La proposta di una “carovana di genere per l’Ucraina” per portare beni di prima necessità legati alla salute sessuale e riproduttiva è stata lanciata in occasione dell’assemblea cittadina “Donne per la pace in Ucraina”, riunitasi il 13 aprile 2022 presso il Centro di documentazione delle donne. A settembre abbiamo portato in Ucraina farmaci e prodotti non farmacologici, oggi, 15 gennaio 2023, siamo alla seconda missione.
La raccolta fondi ha raggiunto attualmente 3700 €, grazie al contributo di singole e alla generosa donazione della ditta Allitude di (Trento).
La rete che abbiamo costruito nel progettare e realizzare la prima carovana è tuttora attiva e comprende: Gender stream (Uzhhorod), Feminist Workshop (Kiev), Clinical Hospital of Emergency Medical Care (Dnipro), Volunteers of Transcarpathia (Uzhhorod).
La situazione che ci descrivono è drammatica e distruttiva sul piano esistenziale, delle relazioni e anche fisico.
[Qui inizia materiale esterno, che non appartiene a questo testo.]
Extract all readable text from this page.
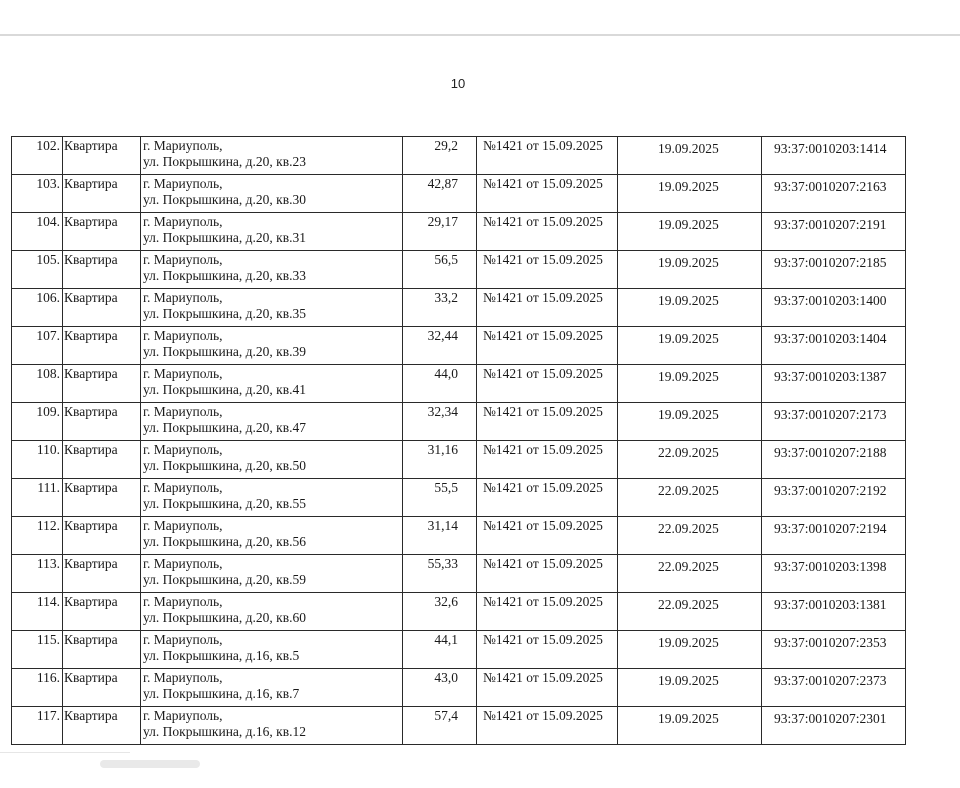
10
102.	Квартира	г. Мариуполь,
ул. Покрышкина, д.20, кв.23	29,2	№1421 от 15.09.2025	19.09.2025	93:37:0010203:1414
103.	Квартира	г. Мариуполь,
ул. Покрышкина, д.20, кв.30	42,87	№1421 от 15.09.2025	19.09.2025	93:37:0010207:2163
104.	Квартира	г. Мариуполь,
ул. Покрышкина, д.20, кв.31	29,17	№1421 от 15.09.2025	19.09.2025	93:37:0010207:2191
105.	Квартира	г. Мариуполь,
ул. Покрышкина, д.20, кв.33	56,5	№1421 от 15.09.2025	19.09.2025	93:37:0010207:2185
106.	Квартира	г. Мариуполь,
ул. Покрышкина, д.20, кв.35	33,2	№1421 от 15.09.2025	19.09.2025	93:37:0010203:1400
107.	Квартира	г. Мариуполь,
ул. Покрышкина, д.20, кв.39	32,44	№1421 от 15.09.2025	19.09.2025	93:37:0010203:1404
108.	Квартира	г. Мариуполь,
ул. Покрышкина, д.20, кв.41	44,0	№1421 от 15.09.2025	19.09.2025	93:37:0010203:1387
109.	Квартира	г. Мариуполь,
ул. Покрышкина, д.20, кв.47	32,34	№1421 от 15.09.2025	19.09.2025	93:37:0010207:2173
110.	Квартира	г. Мариуполь,
ул. Покрышкина, д.20, кв.50	31,16	№1421 от 15.09.2025	22.09.2025	93:37:0010207:2188
111.	Квартира	г. Мариуполь,
ул. Покрышкина, д.20, кв.55	55,5	№1421 от 15.09.2025	22.09.2025	93:37:0010207:2192
112.	Квартира	г. Мариуполь,
ул. Покрышкина, д.20, кв.56	31,14	№1421 от 15.09.2025	22.09.2025	93:37:0010207:2194
113.	Квартира	г. Мариуполь,
ул. Покрышкина, д.20, кв.59	55,33	№1421 от 15.09.2025	22.09.2025	93:37:0010203:1398
114.	Квартира	г. Мариуполь,
ул. Покрышкина, д.20, кв.60	32,6	№1421 от 15.09.2025	22.09.2025	93:37:0010203:1381
115.	Квартира	г. Мариуполь,
ул. Покрышкина, д.16, кв.5	44,1	№1421 от 15.09.2025	19.09.2025	93:37:0010207:2353
116.	Квартира	г. Мариуполь,
ул. Покрышкина, д.16, кв.7	43,0	№1421 от 15.09.2025	19.09.2025	93:37:0010207:2373
117.	Квартира	г. Мариуполь,
ул. Покрышкина, д.16, кв.12	57,4	№1421 от 15.09.2025	19.09.2025	93:37:0010207:2301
Abbiamo ricevuto richieste di farmaci che consentano di mantenere attivi i reparti di maternità della città di Dnipro, prodotti per sostenere le donne che arrivano dalle aree di combattimento e occupate, donne spesso vittime di stupri di guerra e atti di violenza domestica che la guerra ha incrementato: test di gravidanza, pillole anticoncezionali e pillole del giorno. La necessità di ormoni per le persone trans e l’urgenza di tutto ciò che può aiutare le donne e le persone trans accolte nei rifugi ad affrontare un inverno segnato dalle costanti interruzioni dell’elettricità e dal freddo.
Oggi, 15 gennaio 2023, partiremo da Bologna per consegnare i farmaci, destinati all’ospedale di Dnipro, all’associazione Volunteers of Transcarpathia che provvederà all’ultima tratta del viaggio e a Gender Stream i prodotti destinati alle donne e persone della comunità LGBTQ+ accolte nei centri per rifugiat* gestiti da loro o della loro rete.
Questi passaggi sono un esempio delle reti di solidarietà che le donne ucraine hanno creato e dell’enorme lavoro di cura di una società messa a dura prova dalla guerra che esse stanno svolgendo, come abbiamo visto e come mettono in rilievo i rapporti trimestrali di UNIFEM. Uno straordinario lavoro di cura che l’informazione centrata sugli eventi bellici troppo spesso trascura.